Maryland's Tobacco Resource Center - Linking Professionals to Best Practices

Mental Health Professionals

All providers of mental health services are in a unique position to provide tobacco cessation interventions due to expertise in behavior change and interpersonal counseling.

Who are Mental Health Professionals?

Mental health professionals include psychiatrists, psychologists, psychiatric nurses, social workers, licensed therapists, addiction counselors, and other licensed counselors.1

Screening for Tobacco Use and Dependence

Screening for tobacco use and dependence is one of the most important first steps for mental health professionals in the treatment of their patients’ tobacco dependence.  Screening is simple, takes only a few minutes, and allows mental health professionals to better understand the overall health of their patients.  Unfortunately, many mental health professionals do not currently screen their patients for tobacco use and dependence. 
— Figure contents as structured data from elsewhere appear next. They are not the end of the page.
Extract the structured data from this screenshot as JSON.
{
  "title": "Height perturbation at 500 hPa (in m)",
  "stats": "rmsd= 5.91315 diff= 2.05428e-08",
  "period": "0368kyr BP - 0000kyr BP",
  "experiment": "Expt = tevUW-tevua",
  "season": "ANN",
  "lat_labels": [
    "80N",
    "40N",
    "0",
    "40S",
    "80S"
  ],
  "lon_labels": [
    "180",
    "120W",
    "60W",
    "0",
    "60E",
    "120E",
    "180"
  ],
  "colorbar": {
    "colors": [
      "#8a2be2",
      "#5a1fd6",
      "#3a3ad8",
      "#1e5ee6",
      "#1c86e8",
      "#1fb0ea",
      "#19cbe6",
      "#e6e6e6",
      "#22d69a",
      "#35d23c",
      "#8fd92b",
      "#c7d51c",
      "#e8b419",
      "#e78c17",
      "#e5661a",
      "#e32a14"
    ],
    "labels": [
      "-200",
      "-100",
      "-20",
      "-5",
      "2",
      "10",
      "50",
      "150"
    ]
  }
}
  • In a study done by Philips and Brandon (2004), less than one in three of 256 psychologists reported asking all of their clients about smoking; thus, smokers who could potentially benefit from treatment remained unidentified and missed the opportunity to receive cessation help.2
  • In another study done in 2010, over two thirds of the surveyed mental health workers felt being involved in their patients’ smoking cessation was important, but only about a quarter of those surveyed actually addressed tobacco use with their patients.3

For more information on screening, go to the page on Screening, Brief Intervention, Referral, and Treatment (SBIRT).

Treating Tobacco Use and Dependence (TTUD)4

In a 2010 study, 80.0% of people with schizophrenia, 68.8% of people with bipolar disorder, and 46.0% of people with generalized anxiety disorder currently smoke.  Therefore, mental health professionals must have resources available to provide a smoking cessation intervention.5 Treating Tobacco Use and Dependence (TTUD)4, a clinical practice guideline, was published to assist clinicians in implementing effective tobacco cessation interventions. This guideline recommends that all clinicians should have a systematic routine for identifying smokers. There are five steps involved in providing a minimal intervention, called the "5 A's": Ask, Advise, Assess, Assist, and Arrange, which are explained individually in detail on our Brief Interventions page. Despite the introduction of the TTUD4, research has found that the recommendations have not been widely implemented by psychologists.

  • A Kentucky study found that although psychologists in that state believed that tobacco use and cessation were important to address in treatment, few reported active participation in helping clients quit and only one of three knew about the TTUD.6
  • Of 143 psychologists surveyed in Oklahoma, 83.9% reported an absence of training in the assessment or treatment of tobacco use and only 14.7% knew of the TTUD.7

Resources The Smoking Cessation Leadership Center, a national program office of the Robert Wood Johnson Foundation, provides some resources to help mental health professionals promote the use of smoking cessation interventions among colleagues.


Types of Interventions

For more information on the treatment of tobacco dependence in individuals who have a Co-Occurring Mental Illness, please visit our other page.

Brief Interventions

Brief interventions are short discussions with patients about their tobacco use and dependence in order to encourage them to quit smoking and equip them with the resources necessary to do so.  Brief interventions take around 5-15 minutes to carry out.  Although brief interventions yield slightly lower smoking cessation rates than prolonged interventions, they are still quite effective and have the advantages of being both time- and cost-efficient. One key to the effectiveness of brief interventions is following up after the brief intervention with the individual (see Psychosocial Interventions page).  Similar to screening, only a minority of mental health professionals currently carry out brief interventions with their smoking patients.8  The recommended approach is the 5 A’s method, which is described in detail on our Brief Interventions page.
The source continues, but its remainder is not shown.